You know, I think I remember reading your incredible story in another topic? Is there a definitive version posted somewhere here? I get search hits but not sure which one is best.

And as noted, please do share your stories! That is the point of this!

That link doesn’t work for me.

Regardless, let me tell you about thinking about your personal death. It’s not how you do it. It’s how you plan it. Consider the fact that you will no longer think. Consider the fact that you once were not. And now you are. Is the minuscule bit between eternity and eternity a good thing? Did you create? Will you have left a good thing behind you? then be at peace buddy.

Sorry about that, somehow I just linked to the generic search page. The link is now fixed; have a look.

I had a heart attack two years ago (story here). A few minutes after arriving at the ER, I lost consciousness. The ER doctor later told my girlfriend that I was “dead” depends on your definition of “dead”) for about three minutes. They had to shock me several times to get me back.

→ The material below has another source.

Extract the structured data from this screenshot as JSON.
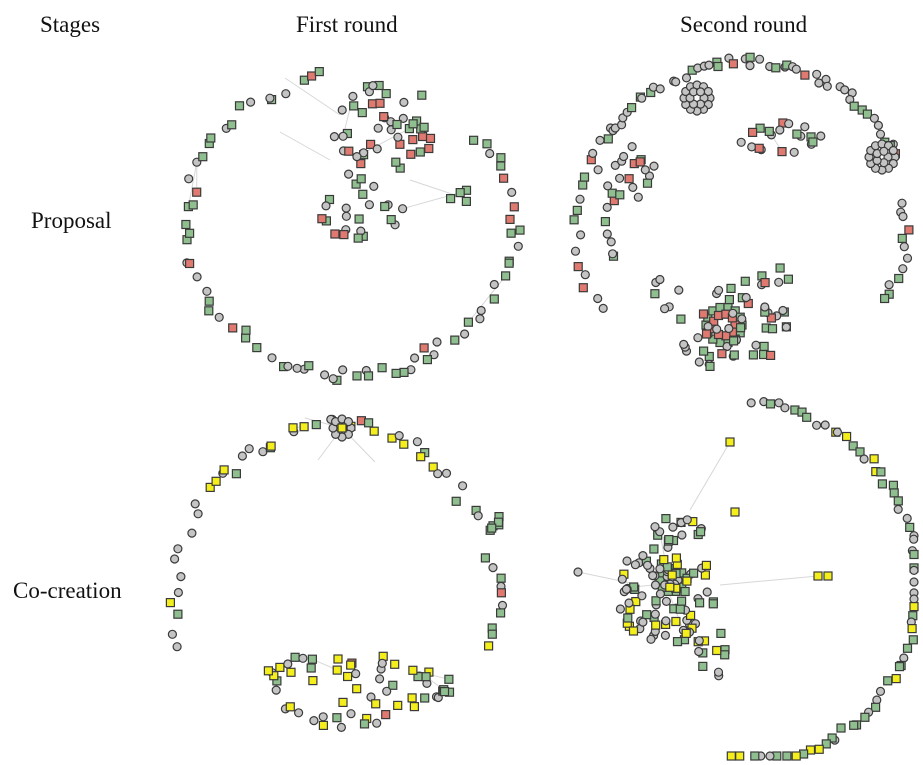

When I finally woke up 10 hours later, my girlfriend was sitting beside my hospital bed, and was telling me that now I had a “second chance”. This puzzled me. Second chance? At what? I was 54 at the time, pretty poor but didn’t owe any money, so I was getting by, and things were okay, but I wasn’t what you would call “happy”. I guess I was existing, working my ass off to get by, with a few sporadic happy moments to keep me going.

Suddenly, this “second chance” I was given has resulted in debt that I’ll never see the end of. And I had good insurance, but there was also loss of work.

I realized all this within minutes of waking up, and all I could think was, “Oh, cripes. I was there. The one thing I had feared all my life, and I did it. I managed to die. Had I stayed that way, all my troubles would be over. And now I have even more.”

In the two years since, I’ve changed my attitude quite a bit, as it was very selfish. I’m trying like hell to be a better person. That’s all I can really do. I’m still working, I am gradually losing my battle with the bills, but I keep pushing on. I’m still here for some reason. Maybe I’ll figure it out some day, maybe not. But I have nothing to lose by putting in the effort. And my girlfriend still loves me, so there’s that.

Reading that over just now, that sounds pretty bleak. I’m actually not. I have more happy times now than I did before. There are times when I actually enjoy my work now. Not sure why, exactly. I guess I’m looking for the positives in everyone I meet.

I want to say, again, how much I appreciate everyone’s responses on this topic. I just read through them all for probably the third or fourth time.

I have given it a lot of thought and I just don’t know that I want to continue the way things are. I’ve seen enough, I’ve done enough, I don’t need or want anything else from this world. But I also can’t see any way forward from the responsibilities I have to other people.

I have a bunch of money earmarked for @jpinard’s gofundme (hopefully soon?), and I am happy to help others in that way, but sending money isn’t really satisfying, and it doesn’t require me to be here for it to happen. I don’t think directly working in person with people on some cause is … functional … for me. I do not find other people energizing, I find them draining.

I do my job, as a parent, as a spouse, as an “entrepreneur”, but I find that increasingly these jobs have become everything that I am, such that I am unsure there is anything else. And when I am not doing those things and following those rulebooks, I have no idea what I’m supposed to be doing and I just want to be … elsewhere. Nowhere.

I’ve started the process of removing all my public logins, just deleted my Twitter. Also told Stack to close all my accounts there since they still have super-admin powers.

Jeff what exactly are you doing? Going dark or should we be calling a hotline for you? Your wording is ambiguous so I am a bit concerned.